R v Patel [2021] EWCA Crim 231 [Link]

This is an important sentencing decision in relation to the Release of Prisoners (Alteration of Relevant Proportion of Sentence) Order 2020 that came into force on 1 April 2020: “It changes, for certain offenders sentenced to a fixed-term custodial sentence, the point at which the offender is entitled to release. Before the 2020 Order came into force, such an offender was entitled to release once one half of the sentence had been served. The 2020 Order changes that to the two-thirds point. So, where the 2020 Order applies, an offender sentenced to a 12 year term is entitled to release at the 8 year point, rather than the 6 year point. The 2020 Order applies to sentences passed on or after 1 April 2020, even if the offence was committed before 1 April 2020, and even if the offender was convicted before that date. That means that the length of time that an offender spends in custody will depend on whether they happen to be sentenced before or after 1 April 2020” (per Dame Victoria Sharp P [QBD], at [1]).  NOTE that the Court merely took “12 years” as an example.  Where the sentence imposed by the sentencer is for a term of seven years’  imprisonment or more, and is imposed for a “relevant violent or sexual offence”, the proportion of that sentence that must be served will be two thirds of the sentence.  A “relevant violent or sexual offence” means an offence listed in Part 1 or 2 of Schedule 15 to the Criminal Justice Act 2003 for which a sentence of life imprisonment may be imposed. 

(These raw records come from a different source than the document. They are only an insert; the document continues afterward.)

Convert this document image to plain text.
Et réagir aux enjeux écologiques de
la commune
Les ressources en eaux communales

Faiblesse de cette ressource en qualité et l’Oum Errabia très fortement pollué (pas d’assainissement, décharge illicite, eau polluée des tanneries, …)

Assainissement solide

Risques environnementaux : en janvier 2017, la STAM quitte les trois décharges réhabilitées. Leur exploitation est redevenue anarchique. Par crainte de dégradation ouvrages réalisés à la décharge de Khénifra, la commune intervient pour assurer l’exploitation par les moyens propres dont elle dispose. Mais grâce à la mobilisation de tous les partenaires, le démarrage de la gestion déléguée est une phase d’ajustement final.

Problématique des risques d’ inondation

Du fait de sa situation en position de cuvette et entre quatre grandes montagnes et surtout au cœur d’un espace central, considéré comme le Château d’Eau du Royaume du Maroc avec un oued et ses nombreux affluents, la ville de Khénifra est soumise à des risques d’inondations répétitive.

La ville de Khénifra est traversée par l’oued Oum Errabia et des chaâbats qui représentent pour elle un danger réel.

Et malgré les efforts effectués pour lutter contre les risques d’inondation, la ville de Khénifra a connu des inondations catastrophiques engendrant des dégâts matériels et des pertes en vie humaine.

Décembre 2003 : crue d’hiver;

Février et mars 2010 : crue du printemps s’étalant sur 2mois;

R v Wainwright [2021] EWCA Crim 122 [Link]

The case considers the relationship between section 34 of the Criminal Justice and Public Order Act 1994 and R v Lucas [1981] Q.B. 720. 

R v Thomasson [2021] EWCA Crim 114 [Link]

An important decision that confirms that e-fit pictures constitute hearsay evidence within the meaning, and for the purposes of, the Criminal Justice Act 2003.